We stopped just short of the final cliff staircase to the top of the falls since it was quite wet and slippery with no guardrails … and we didn’t want to get soaked! Only afterward did I learned that there are 600 steps, many more than are initially visible! Knowing we’d just be turning back at the top anyway, we enjoyed the view from the base and then turned around to meet up with Jeff and Jasper again.
And this is where we turned back!
Jasper and Jeff built a nature shelter for Ranger Beth while Gavin and I hiked closer to the falls.
The return hike was nearly all downhill and much easier. We were back at the trailhead by 10:30. The three-mile round trip pretty much completed the boys’ hiking quota for the day so we headed back to the village.
A shuttle bus took us to the Visitor Center where we sought an activity to complete one of the Junior Ranger Program requirements. The ranger suggested the Indian Museum next door so we quickly headed over to learn about the history of the valley before the settlers arrived.
We took a lunch break at the Village Grill and bought a few souvenirs at the store, my usual magnet and more postcards for Jeff to continue his “choose your own adventure” series for “lucky” recipients.
Gavin had one remaining page to complete at the nearby Yosemite cemetery. This particular activity selection was a no-brainer as the daughter of a genealogist who has spent her fair share of vacation time researching family headstones in cemeteries!
We returned to the Visitor Center where the boys handed in their completed booklets and took the oath. Yosemite was the only park on this trip that split the boys into different Junior Ranger programs. Kids through age 6 like Jasper completed the Little Cubs booklet while Gavin worked through the Junior Ranger activities and filled one trash bag, which he diligently collected throughout our adventures on these two days. Both received not only badges, which are wood rather than the usual plastic, but also a patch (for Gavin) and button (for Jasper).
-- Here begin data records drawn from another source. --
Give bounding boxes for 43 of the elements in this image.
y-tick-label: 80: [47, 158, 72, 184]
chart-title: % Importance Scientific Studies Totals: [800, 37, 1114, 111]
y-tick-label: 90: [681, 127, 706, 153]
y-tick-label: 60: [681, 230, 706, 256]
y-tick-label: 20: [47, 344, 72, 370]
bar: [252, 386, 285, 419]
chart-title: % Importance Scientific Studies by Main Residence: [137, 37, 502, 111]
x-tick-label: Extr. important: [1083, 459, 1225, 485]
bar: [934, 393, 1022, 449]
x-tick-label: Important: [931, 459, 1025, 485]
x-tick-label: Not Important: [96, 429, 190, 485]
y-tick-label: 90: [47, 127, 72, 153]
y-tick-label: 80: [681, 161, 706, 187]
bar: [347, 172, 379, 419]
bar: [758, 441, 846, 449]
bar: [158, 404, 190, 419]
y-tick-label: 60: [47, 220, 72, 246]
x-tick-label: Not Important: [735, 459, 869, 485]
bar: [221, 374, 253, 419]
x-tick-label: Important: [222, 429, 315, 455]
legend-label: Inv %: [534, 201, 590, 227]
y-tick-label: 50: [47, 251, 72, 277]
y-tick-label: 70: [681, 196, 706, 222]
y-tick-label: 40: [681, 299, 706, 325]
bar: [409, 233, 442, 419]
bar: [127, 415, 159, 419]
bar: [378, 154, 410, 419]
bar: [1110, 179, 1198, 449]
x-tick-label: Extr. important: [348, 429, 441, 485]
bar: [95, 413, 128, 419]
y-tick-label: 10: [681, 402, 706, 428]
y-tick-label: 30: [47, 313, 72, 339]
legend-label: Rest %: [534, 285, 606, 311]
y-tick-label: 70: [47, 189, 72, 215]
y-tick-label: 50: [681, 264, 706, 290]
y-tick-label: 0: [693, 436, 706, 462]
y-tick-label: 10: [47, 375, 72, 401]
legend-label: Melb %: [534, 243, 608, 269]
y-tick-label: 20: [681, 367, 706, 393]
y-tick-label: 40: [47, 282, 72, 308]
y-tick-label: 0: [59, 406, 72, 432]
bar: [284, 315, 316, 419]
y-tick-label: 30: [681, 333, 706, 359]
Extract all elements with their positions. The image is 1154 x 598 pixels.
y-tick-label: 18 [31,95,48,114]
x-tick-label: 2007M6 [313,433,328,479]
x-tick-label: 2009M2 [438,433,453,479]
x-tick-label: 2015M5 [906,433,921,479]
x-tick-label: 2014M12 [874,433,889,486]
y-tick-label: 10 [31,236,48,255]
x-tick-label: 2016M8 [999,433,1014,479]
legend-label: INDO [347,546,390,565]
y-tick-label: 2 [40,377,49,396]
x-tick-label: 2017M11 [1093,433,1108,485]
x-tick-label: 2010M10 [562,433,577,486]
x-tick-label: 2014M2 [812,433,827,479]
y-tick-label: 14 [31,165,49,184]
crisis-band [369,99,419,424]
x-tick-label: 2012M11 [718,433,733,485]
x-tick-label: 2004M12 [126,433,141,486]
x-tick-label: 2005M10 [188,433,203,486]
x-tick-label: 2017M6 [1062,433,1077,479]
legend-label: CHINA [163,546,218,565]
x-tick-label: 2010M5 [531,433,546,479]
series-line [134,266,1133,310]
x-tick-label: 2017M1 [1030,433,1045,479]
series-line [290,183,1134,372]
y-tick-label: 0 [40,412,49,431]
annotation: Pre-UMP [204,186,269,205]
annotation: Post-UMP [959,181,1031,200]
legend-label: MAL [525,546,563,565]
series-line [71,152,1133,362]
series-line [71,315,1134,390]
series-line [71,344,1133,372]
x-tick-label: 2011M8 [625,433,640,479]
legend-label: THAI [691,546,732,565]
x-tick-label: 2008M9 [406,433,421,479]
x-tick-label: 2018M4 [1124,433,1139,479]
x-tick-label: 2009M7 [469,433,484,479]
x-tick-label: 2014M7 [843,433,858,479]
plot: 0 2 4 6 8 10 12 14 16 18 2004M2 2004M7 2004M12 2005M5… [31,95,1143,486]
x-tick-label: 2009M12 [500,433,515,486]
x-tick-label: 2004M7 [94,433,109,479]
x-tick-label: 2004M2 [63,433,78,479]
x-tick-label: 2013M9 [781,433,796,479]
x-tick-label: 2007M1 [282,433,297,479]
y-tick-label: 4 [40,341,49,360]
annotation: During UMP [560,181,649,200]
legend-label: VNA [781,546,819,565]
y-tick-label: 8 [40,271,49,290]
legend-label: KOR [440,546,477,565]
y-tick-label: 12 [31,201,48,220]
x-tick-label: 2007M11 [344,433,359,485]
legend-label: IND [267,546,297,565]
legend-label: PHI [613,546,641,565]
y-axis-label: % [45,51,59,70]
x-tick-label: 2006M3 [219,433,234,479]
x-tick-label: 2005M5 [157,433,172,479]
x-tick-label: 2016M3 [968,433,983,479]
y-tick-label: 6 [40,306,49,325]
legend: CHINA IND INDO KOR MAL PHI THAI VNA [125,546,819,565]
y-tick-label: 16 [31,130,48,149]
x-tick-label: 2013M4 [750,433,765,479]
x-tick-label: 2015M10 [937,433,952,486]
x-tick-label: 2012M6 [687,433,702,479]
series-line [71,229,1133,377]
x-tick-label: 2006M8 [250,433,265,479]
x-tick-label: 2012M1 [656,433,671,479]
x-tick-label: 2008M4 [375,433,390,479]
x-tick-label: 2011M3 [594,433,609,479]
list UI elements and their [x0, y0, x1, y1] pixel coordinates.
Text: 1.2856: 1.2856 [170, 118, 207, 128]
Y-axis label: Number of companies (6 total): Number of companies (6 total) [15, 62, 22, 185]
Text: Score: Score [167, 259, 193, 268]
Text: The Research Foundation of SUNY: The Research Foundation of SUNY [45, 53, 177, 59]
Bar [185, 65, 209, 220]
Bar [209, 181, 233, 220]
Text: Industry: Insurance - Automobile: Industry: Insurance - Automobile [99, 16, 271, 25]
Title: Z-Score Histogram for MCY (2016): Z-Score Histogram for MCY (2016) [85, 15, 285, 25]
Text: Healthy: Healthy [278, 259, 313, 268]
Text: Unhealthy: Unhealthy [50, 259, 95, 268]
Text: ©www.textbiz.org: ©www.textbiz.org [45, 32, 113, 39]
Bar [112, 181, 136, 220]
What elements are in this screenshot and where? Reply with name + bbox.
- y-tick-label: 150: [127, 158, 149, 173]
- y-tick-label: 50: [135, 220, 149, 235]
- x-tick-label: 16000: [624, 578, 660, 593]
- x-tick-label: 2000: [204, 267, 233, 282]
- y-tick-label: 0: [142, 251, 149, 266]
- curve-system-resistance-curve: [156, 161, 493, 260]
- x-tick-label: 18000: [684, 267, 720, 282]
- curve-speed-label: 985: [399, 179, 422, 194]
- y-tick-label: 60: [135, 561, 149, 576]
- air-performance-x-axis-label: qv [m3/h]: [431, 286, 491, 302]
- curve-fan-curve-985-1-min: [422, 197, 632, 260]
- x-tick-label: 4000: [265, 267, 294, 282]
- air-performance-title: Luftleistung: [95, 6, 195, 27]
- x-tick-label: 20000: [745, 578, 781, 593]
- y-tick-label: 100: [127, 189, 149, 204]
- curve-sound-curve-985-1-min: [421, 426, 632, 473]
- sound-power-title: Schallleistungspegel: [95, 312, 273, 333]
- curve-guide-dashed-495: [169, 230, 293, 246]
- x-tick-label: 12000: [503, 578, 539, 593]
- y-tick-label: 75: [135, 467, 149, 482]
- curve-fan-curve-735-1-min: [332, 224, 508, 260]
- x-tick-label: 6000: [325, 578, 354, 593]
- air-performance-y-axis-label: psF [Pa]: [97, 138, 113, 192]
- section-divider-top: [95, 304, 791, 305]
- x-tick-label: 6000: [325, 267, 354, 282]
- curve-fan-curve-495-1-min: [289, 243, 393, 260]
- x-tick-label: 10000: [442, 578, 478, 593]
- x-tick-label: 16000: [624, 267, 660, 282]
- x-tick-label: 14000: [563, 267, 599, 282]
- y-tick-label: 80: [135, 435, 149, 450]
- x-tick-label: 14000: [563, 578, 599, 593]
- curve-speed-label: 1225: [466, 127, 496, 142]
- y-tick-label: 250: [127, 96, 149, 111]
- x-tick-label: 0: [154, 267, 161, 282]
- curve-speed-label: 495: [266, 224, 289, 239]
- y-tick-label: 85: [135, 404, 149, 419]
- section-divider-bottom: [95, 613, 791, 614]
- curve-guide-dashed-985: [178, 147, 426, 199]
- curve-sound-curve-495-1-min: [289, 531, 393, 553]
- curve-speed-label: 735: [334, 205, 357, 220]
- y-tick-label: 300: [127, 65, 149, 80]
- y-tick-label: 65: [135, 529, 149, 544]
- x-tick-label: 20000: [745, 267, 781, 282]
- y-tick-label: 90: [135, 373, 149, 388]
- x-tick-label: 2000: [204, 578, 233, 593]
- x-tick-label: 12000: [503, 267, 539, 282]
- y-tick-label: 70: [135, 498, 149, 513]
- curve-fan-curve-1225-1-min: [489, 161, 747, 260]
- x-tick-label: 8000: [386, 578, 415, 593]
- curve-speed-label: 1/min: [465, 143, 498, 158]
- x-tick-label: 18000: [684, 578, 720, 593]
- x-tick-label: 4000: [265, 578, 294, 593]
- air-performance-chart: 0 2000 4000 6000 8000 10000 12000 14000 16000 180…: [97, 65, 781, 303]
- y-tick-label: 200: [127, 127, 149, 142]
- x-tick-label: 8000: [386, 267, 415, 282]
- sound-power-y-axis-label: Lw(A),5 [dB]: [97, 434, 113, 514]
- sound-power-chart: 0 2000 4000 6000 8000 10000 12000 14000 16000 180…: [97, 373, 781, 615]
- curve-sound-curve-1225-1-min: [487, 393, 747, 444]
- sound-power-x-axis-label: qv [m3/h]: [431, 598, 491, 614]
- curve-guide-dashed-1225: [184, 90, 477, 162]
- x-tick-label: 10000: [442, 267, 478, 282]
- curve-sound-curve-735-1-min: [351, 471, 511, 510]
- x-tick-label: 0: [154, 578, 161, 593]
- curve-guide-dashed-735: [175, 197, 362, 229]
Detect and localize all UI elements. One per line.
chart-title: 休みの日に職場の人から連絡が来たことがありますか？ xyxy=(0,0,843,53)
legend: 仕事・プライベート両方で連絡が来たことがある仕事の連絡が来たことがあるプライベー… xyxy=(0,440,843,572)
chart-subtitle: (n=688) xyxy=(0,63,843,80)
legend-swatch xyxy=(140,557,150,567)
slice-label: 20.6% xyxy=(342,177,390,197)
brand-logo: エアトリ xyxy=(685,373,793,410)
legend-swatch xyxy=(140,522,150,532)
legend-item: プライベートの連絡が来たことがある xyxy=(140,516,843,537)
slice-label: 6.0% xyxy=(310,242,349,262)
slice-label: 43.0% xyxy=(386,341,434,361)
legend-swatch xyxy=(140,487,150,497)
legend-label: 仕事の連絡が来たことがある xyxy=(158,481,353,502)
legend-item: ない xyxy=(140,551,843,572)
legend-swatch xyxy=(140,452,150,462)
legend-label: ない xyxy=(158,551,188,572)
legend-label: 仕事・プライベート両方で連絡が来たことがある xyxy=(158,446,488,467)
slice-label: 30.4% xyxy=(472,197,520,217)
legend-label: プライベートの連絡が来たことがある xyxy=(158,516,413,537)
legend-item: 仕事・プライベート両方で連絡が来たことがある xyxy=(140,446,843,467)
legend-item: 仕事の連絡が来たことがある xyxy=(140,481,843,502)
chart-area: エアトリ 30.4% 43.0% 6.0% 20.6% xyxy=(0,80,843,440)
We stayed to watch both park videos and browse the wildlife and geological history displays before returning to our cabin to rest as drizzles started falling. It had been another lovely afternoon, a little warmer than the day before with temperatures in the 60s until the clouds started rolling in.
We kept seeing these beautiful dark blue and black jays, quite different than east coast blue jays, and Visitor Center displays finally taught us that they are Steller’s Jays.
After seeing the Tunnel View in the morning when the low sun doesn’t fully illuminate the valley, I’d been wanting to return to the Tunnel View at a later time in the day and we decided to drive out again when the rain clouds seemed to be breaking. By the time we reached the parking lot, the view wasn’t completely clear as Half Dome was shrouded in clouds, but the clouds produced beautiful imagery.
Back at Half Dome Village, we ate dinner at the Pizza Deck again and brought cookies back to the cabin for an evening treat. The rest of our last evening at Yosemite was spent resting and packing up for the next day’s departure to the coast.